Alegranza! does two things that often appear separately in records you fall in love with, but rarely together: On the one hand, it reminds you of so much other music you love, and on the other, it sounds little like any of them. Spanish artist El Guincho (real name: Pablo Díaz-Reixa) makes music from Spanish chanting, thudding tribal rhythms, ghostly harmonies, and the bits and pieces of a thousand as-yet-unwritten pop songs. It's a combination that won't be appearing in any pop how-to guides any time soon. The impressive and probably unwittingly fashionable source material-- Afrobeat, dub, Tropicália, and early rock'n'roll-- and the irresistibility of these songs can only briefly obscure the fact that no one else is really making music quite like this.
Alegranza! has already been compared extensively to Panda Bear's Person Pitch, and the two records do share a hazy, sampladelic love-in feel (hypnotic, interlocking sample loops; delirious, auto-harmonizing pop song choruses).

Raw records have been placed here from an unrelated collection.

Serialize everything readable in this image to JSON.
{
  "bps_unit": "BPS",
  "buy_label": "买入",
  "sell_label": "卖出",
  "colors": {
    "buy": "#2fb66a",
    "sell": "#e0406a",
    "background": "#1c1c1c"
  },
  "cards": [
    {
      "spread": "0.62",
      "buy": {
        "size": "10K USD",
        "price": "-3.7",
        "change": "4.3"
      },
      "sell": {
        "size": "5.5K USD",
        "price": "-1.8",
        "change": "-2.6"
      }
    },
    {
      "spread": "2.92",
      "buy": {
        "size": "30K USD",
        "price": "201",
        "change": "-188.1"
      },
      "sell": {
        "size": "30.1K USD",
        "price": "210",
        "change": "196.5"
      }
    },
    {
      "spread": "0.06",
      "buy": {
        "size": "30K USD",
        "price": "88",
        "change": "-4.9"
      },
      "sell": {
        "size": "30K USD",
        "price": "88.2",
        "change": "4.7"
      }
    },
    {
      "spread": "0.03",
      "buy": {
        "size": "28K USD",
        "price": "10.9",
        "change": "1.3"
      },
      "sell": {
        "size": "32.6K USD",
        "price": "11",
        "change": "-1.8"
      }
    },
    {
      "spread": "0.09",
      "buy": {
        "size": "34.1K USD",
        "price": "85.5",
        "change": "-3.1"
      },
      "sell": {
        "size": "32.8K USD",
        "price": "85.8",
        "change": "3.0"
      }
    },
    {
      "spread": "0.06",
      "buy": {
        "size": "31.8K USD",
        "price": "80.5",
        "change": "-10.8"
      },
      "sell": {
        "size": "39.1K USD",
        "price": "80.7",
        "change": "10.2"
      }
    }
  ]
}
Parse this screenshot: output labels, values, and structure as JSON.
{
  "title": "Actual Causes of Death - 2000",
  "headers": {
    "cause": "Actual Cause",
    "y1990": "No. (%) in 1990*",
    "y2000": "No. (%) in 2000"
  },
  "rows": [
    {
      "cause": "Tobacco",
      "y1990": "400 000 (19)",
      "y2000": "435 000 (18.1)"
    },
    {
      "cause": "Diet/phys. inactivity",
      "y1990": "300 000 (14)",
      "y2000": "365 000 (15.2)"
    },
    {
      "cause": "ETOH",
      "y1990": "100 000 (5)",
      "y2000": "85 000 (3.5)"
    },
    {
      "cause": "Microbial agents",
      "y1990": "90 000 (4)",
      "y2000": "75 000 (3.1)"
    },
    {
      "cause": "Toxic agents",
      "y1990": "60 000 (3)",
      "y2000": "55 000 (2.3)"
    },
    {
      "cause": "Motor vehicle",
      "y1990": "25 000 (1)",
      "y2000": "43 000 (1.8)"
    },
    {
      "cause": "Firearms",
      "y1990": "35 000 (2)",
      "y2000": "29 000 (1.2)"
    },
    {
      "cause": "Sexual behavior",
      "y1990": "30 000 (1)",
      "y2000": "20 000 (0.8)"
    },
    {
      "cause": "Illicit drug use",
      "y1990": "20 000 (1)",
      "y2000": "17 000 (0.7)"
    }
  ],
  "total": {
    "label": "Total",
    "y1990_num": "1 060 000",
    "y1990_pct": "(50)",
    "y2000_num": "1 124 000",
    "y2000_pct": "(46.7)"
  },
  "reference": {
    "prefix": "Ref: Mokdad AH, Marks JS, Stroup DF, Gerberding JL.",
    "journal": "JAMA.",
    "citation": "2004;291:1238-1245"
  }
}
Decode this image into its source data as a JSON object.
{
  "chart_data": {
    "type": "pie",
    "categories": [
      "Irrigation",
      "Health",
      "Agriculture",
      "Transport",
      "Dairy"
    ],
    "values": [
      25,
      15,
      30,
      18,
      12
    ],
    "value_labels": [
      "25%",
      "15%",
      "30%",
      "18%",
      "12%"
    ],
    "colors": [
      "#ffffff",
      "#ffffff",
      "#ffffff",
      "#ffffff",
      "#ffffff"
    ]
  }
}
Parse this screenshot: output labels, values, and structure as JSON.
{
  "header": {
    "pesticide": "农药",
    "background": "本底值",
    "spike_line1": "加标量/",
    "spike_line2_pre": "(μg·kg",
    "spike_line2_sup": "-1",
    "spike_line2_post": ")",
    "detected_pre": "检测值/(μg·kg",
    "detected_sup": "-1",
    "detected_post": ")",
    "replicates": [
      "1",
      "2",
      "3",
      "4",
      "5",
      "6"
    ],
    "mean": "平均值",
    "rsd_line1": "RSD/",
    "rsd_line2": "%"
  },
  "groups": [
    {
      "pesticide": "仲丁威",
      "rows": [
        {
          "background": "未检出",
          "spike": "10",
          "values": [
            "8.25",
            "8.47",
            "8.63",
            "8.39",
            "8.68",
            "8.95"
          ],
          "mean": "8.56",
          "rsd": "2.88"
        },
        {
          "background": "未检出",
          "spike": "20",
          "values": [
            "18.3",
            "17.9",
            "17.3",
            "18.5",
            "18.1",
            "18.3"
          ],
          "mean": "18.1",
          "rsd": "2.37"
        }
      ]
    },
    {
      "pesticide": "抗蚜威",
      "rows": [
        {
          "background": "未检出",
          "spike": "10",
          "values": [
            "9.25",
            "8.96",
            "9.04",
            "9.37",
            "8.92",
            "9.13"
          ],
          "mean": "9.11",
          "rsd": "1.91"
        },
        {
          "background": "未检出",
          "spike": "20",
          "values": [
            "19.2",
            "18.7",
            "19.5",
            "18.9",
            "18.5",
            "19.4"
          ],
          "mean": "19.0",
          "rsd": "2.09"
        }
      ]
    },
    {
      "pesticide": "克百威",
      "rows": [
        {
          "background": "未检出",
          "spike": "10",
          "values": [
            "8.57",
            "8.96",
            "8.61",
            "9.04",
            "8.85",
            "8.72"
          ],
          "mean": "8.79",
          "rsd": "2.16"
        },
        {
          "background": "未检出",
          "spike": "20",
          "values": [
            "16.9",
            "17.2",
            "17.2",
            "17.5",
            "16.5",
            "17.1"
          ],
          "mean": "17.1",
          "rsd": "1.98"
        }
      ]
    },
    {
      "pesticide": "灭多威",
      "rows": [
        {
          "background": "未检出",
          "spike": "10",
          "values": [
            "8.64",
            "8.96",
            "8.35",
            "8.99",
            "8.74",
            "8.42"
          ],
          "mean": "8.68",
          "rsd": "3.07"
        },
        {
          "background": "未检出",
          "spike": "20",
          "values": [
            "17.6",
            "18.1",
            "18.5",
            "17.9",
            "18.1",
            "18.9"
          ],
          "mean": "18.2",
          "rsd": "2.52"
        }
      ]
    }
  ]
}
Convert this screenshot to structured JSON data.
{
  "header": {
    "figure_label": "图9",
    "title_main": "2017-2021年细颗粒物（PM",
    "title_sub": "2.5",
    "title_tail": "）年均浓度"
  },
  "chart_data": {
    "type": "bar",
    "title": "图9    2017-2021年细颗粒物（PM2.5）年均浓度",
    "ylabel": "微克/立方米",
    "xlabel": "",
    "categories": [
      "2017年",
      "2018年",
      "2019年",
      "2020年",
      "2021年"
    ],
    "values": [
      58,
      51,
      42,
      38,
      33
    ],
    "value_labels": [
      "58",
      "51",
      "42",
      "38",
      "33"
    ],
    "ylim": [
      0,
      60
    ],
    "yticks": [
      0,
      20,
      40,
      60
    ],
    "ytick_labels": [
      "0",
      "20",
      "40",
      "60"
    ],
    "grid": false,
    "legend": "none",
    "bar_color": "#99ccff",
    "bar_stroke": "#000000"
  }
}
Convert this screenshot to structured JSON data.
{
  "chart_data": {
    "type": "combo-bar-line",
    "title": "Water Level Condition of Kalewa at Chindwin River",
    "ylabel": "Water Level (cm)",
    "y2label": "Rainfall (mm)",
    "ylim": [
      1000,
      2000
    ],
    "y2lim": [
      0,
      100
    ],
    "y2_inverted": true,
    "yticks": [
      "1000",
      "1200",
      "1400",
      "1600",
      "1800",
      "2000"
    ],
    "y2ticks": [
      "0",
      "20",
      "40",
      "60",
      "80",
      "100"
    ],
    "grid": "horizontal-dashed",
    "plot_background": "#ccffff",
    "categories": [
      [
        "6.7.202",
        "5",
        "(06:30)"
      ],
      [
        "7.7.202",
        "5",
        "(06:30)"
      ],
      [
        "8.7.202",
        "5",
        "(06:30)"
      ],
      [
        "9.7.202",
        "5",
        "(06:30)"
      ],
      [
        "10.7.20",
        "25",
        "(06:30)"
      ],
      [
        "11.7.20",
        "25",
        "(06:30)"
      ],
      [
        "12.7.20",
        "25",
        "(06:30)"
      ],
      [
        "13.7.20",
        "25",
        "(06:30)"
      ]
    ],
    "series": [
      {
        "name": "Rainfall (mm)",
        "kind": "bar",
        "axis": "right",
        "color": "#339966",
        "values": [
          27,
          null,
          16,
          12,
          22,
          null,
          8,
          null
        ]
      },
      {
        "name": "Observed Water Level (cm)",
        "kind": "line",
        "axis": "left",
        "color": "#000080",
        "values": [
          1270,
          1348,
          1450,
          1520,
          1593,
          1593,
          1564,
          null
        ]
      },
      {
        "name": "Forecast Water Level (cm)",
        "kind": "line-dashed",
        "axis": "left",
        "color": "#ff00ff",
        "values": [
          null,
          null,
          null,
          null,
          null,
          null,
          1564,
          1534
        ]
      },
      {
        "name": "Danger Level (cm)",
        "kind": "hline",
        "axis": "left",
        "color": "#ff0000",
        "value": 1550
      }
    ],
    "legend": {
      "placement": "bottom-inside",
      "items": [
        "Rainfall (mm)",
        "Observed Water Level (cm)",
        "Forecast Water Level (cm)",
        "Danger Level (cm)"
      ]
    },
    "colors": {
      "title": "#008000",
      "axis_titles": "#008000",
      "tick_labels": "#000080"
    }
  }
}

I'm more strongly reminded of Animal Collective's Strawberry Jam, even though this record sounds very different: Both it and Alegranza! are spikier, less pristine, and less invested in images of the past. There's no sacred totem in Alegranza! to play the role that the Beach Boys do for Person Pitch-- opener "Palmitos Park" may sound a bit like Richie Valens, but otherwise El Guincho's songcraft resemblances are at once so broad and so diffuse that they feel osmotic rather than deliberate: Confused chants coalesce into brain-teasingly familiar vocal hooks, while quicksilver flashes of guitar trace echoes of melodies you feel you must already know like the back of your hand.
While the "What if...?" experiments of Person Pitch suggested a future and a past in secret communication with each other, Alegranza! is locked into an endless now: a fusion of songful simplicity and unpolished production wizardry that feels right more than it feels startling. It's nice, too, that this music resists the easy tag of "dreamlike"; there's a sharpness to the detail and to the buoyancy of Díaz-Reixa's vocals and rhythms that suggests a state of gleeful alertness. This is music for children, in the best sense-- wide-eyed and excitedly open to the whole spectrum of possibilities out there in the world, devoid of past baggage or future anxiety. (In fact, it's not at all coincidental that one of the best reference points I can offer for this album is British post-rock band Disco Inferno's final EP, It's a Kid's World.